Assuming the range will always be know/similar, validation can be done before the search() function either with the use of your more() function or a clamp function. See this link clamp number

If the range can change dramatically, some kind of exponential function could be used to find 'the good range'.

• Range 0-100
• Range 101 to 1000
• Range 1001 to 20000
• etc.

You could also considerate setting your tolerance as a percentage, or as a number of 'good decimals'. See here

Know that you will get the same efficacity while searching for a number with x decimals (ie. 123.45 in a range 0 to 1000) and while searching for 12345 in a range 0 to 100 000.

Since the 'worst case scenario' number of tries is ⌈log2(n+1)⌉. Having a 100 tries allows you to find a number precisely in a range of 0 to n = 1267650600228229401496703205375. Since you have decimals, for every decimal of precision you desire, you need to divide this number by 10.

A 0.xxxxxx precision would leave you with a 0 to 12676506002282294014967032 range in which you would find your number in less than 100 tries.

If my calculations are correct..

Answer 2

When binary searching on a real interval, there is no need to check for equality, but instead you keep refining the search interval till it's sufficiently small.
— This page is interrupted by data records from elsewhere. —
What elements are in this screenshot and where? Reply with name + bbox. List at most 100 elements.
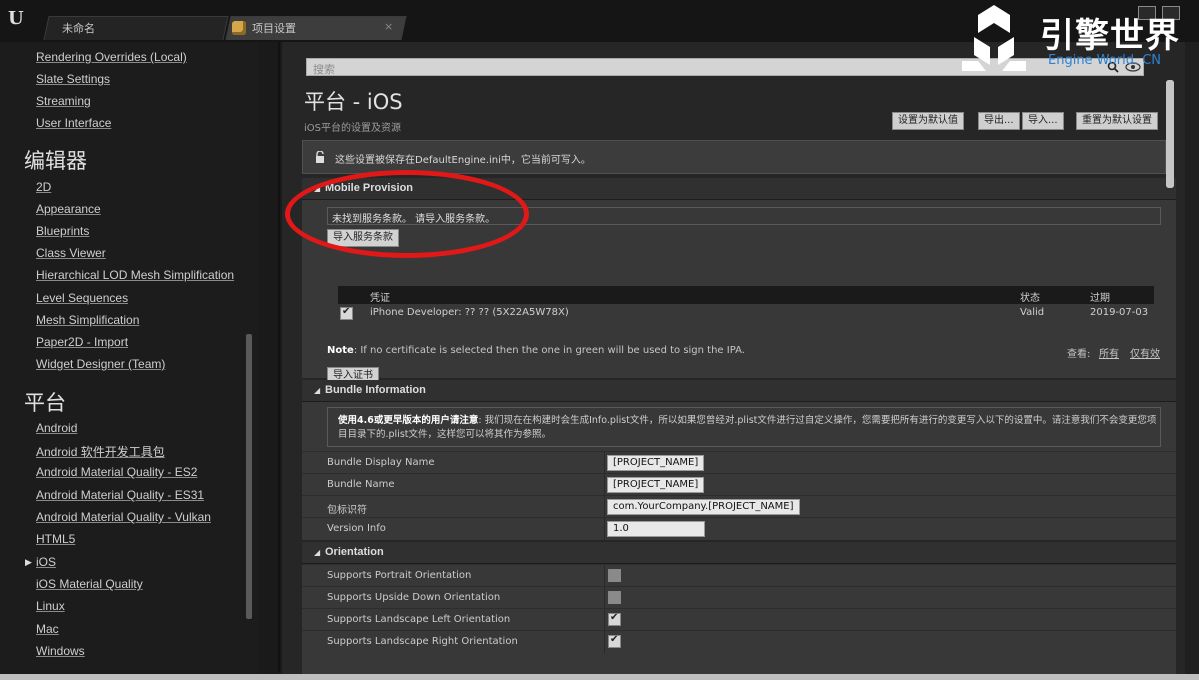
property-row-landscape-left: Supports Landscape Left Orientation [302,608,1176,631]
property-key: Bundle Name [327,479,395,490]
property-key: Supports Landscape Right Orientation [327,636,518,647]
bundle-warning-box: 使用4.6或更早版本的用户请注意: 我们现在在构建时会生成Info.plist文… [327,407,1161,447]
sidebar-item-ios-material-quality[interactable]: iOS Material Quality [36,577,143,595]
portrait-checkbox[interactable] [608,569,621,582]
property-row-upside-down: Supports Upside Down Orientation [302,586,1176,609]
column-divider [604,631,605,653]
sidebar-item-windows[interactable]: Windows [36,644,85,662]
version-info-field[interactable]: 1.0 [607,521,705,537]
collapse-triangle-icon: ◢ [314,548,321,557]
section-header-orientation[interactable]: ◢ Orientation [302,542,1176,564]
property-row-bundle-identifier: 包标识符 com.YourCompany.[PROJECT_NAME] [302,495,1176,518]
window-frame-bottom [0,674,1199,680]
unlocked-icon [316,151,324,163]
main-scrollbar-thumb[interactable] [1166,80,1174,188]
property-key: 包标识符 [327,505,367,516]
certificate-expiry: 2019-07-03 [1090,307,1149,318]
engine-world-logo-icon [962,5,1026,71]
notice-text: 这些设置被保存在DefaultEngine.ini中，它当前可写入。 [335,155,591,166]
certificate-table-header: 凭证 状态 过期 [338,286,1154,304]
sidebar-item-android[interactable]: Android [36,421,77,439]
unreal-logo-icon: U [8,8,24,29]
sidebar-item-html5[interactable]: HTML5 [36,532,75,550]
sidebar-item-ios[interactable]: iOS [36,555,56,573]
sidebar-item-android-sdk[interactable]: Android 软件开发工具包 [36,443,165,461]
property-key: Version Info [327,523,386,534]
certificate-checkbox[interactable] [340,306,353,320]
settings-tab-icon [232,21,246,35]
upside-down-checkbox[interactable] [608,591,621,604]
sidebar-item-level-sequences[interactable]: Level Sequences [36,291,128,309]
view-all-link[interactable]: 所有 [1099,345,1119,360]
set-as-default-button[interactable]: 设置为默认值 [892,112,964,130]
note-text: : If no certificate is selected then the… [353,345,745,356]
col-certificate: 凭证 [370,293,390,304]
certificate-status: Valid [1020,307,1045,318]
sidebar-item-linux[interactable]: Linux [36,599,65,617]
section-title: Orientation [325,546,384,558]
note-label: Note [327,345,354,356]
property-row-bundle-display-name: Bundle Display Name [PROJECT_NAME] [302,451,1176,474]
sidebar-item-2d[interactable]: 2D [36,180,51,198]
col-status: 状态 [1020,293,1040,304]
sidebar-header-platform: 平台 [24,391,66,415]
page-subtitle: iOS平台的设置及资源 [304,123,401,134]
signing-note: Note: If no certificate is selected then… [327,345,745,356]
section-header-bundle-information[interactable]: ◢ Bundle Information [302,380,1176,402]
highlight-annotation-oval [285,170,529,258]
property-key: Supports Upside Down Orientation [327,592,501,603]
sidebar-item-hlod-mesh-simplification[interactable]: Hierarchical LOD Mesh Simplification [36,268,234,286]
sidebar-item-slate-settings[interactable]: Slate Settings [36,72,110,90]
sidebar-item-user-interface[interactable]: User Interface [36,116,111,134]
column-divider [604,452,605,474]
tab-project-settings-label: 项目设置 [252,22,296,35]
config-notice: 这些设置被保存在DefaultEngine.ini中，它当前可写入。 [302,140,1166,174]
column-divider [604,496,605,518]
view-label: 查看: [1067,349,1091,360]
property-row-bundle-name: Bundle Name [PROJECT_NAME] [302,473,1176,496]
property-row-version-info: Version Info 1.0 [302,517,1176,540]
sidebar-item-mac[interactable]: Mac [36,622,59,640]
property-row-landscape-right: Supports Landscape Right Orientation [302,630,1176,653]
property-key: Supports Landscape Left Orientation [327,614,511,625]
bundle-display-name-field[interactable]: [PROJECT_NAME] [607,455,705,471]
sidebar-item-paper2d-import[interactable]: Paper2D - Import [36,335,128,353]
bundle-identifier-field[interactable]: com.YourCompany.[PROJECT_NAME] [607,499,800,515]
bundle-warning-bold: 使用4.6或更早版本的用户请注意 [338,415,479,426]
watermark-title: 引擎世界 [1040,16,1180,56]
sidebar-divider [278,42,280,672]
sidebar-item-class-viewer[interactable]: Class Viewer [36,246,106,264]
sidebar-item-android-mq-vulkan[interactable]: Android Material Quality - Vulkan [36,510,211,528]
bundle-name-field[interactable]: [PROJECT_NAME] [607,477,705,493]
selected-arrow-icon: ▶ [25,558,32,568]
landscape-right-checkbox[interactable] [608,634,621,648]
table-row[interactable]: iPhone Developer: ?? ?? (5X22A5W78X) Val… [338,304,1154,322]
sidebar-item-android-mq-es2[interactable]: Android Material Quality - ES2 [36,465,197,483]
page-title: 平台 - iOS [304,90,403,114]
property-key: Bundle Display Name [327,457,435,468]
sidebar-item-android-mq-es31[interactable]: Android Material Quality - ES31 [36,488,204,506]
bundle-information-body: 使用4.6或更早版本的用户请注意: 我们现在在构建时会生成Info.plist文… [302,402,1176,540]
sidebar-item-mesh-simplification[interactable]: Mesh Simplification [36,313,139,331]
collapse-triangle-icon: ◢ [314,386,321,395]
reset-to-defaults-button[interactable]: 重置为默认设置 [1076,112,1158,130]
sidebar-item-appearance[interactable]: Appearance [36,202,101,220]
property-key: Supports Portrait Orientation [327,570,472,581]
sidebar-item-rendering-overrides[interactable]: Rendering Overrides (Local) [36,50,187,68]
certificate-name: iPhone Developer: ?? ?? (5X22A5W78X) [370,307,569,318]
settings-panel: 搜索 平台 - iOS iOS平台的设置及资源 设置为默认值 导出... 导入.… [282,42,1185,674]
export-button[interactable]: 导出... [978,112,1020,130]
view-valid-only-link[interactable]: 仅有效 [1130,345,1160,360]
column-divider [604,474,605,496]
column-divider [604,609,605,631]
landscape-left-checkbox[interactable] [608,612,621,626]
tab-close-icon[interactable]: × [384,20,393,33]
watermark-subtitle: Engine World. CN [1048,53,1162,68]
bundle-warning-text: 使用4.6或更早版本的用户请注意: 我们现在在构建时会生成Info.plist文… [338,414,1158,442]
sidebar-item-streaming[interactable]: Streaming [36,94,91,112]
column-divider [604,565,605,587]
sidebar-item-blueprints[interactable]: Blueprints [36,224,89,242]
sidebar-item-widget-designer[interactable]: Widget Designer (Team) [36,357,165,375]
import-button[interactable]: 导入... [1022,112,1064,130]
sidebar-scrollbar[interactable] [246,334,252,619]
// Generated by CoffeeScript 1.10.0
(function() {
  var eps, hi, lo, mid, more, secret;

  // This is your tolerance value.
  eps = 0.01;

  // The binary search routine will never get to see this.
  secret = 45.63;

  more = function(test) {
    return test > secret;
  };

  lo = 0;

  hi = 100;

  while (hi - lo > eps) {
    mid = lo + ((hi - lo) / 2);
    if (more(mid)) {
      hi = mid;
    } else {
      lo = mid;
    }
  }

  console.log(mid);

}).call(this);

Output: 45.635986328125

---

On out of range values, the output will be equal to lo or hi, where equal means that their absolute difference will be less than eps.

---

See also: Binary searching on real numbers: Topcoder.

binary_search(lo, hi, p):
   while we choose not to terminate:
      mid = lo + (hi-lo)/2
      if p(mid) == true:
         hi = mid
      else:
         lo = mid

     return lo // lo is close to the border between no and yes

Since the set of real numbers is dense, it should be clear that we usually won’t be able to find the exact target value. However, we can quickly find some x such that f(x) is within some tolerance of the border between no and yes. We have two ways of deciding when to terminate: terminate when the search space gets smaller than some predetermined bound (say 10^-12) or do a fixed number of iterations.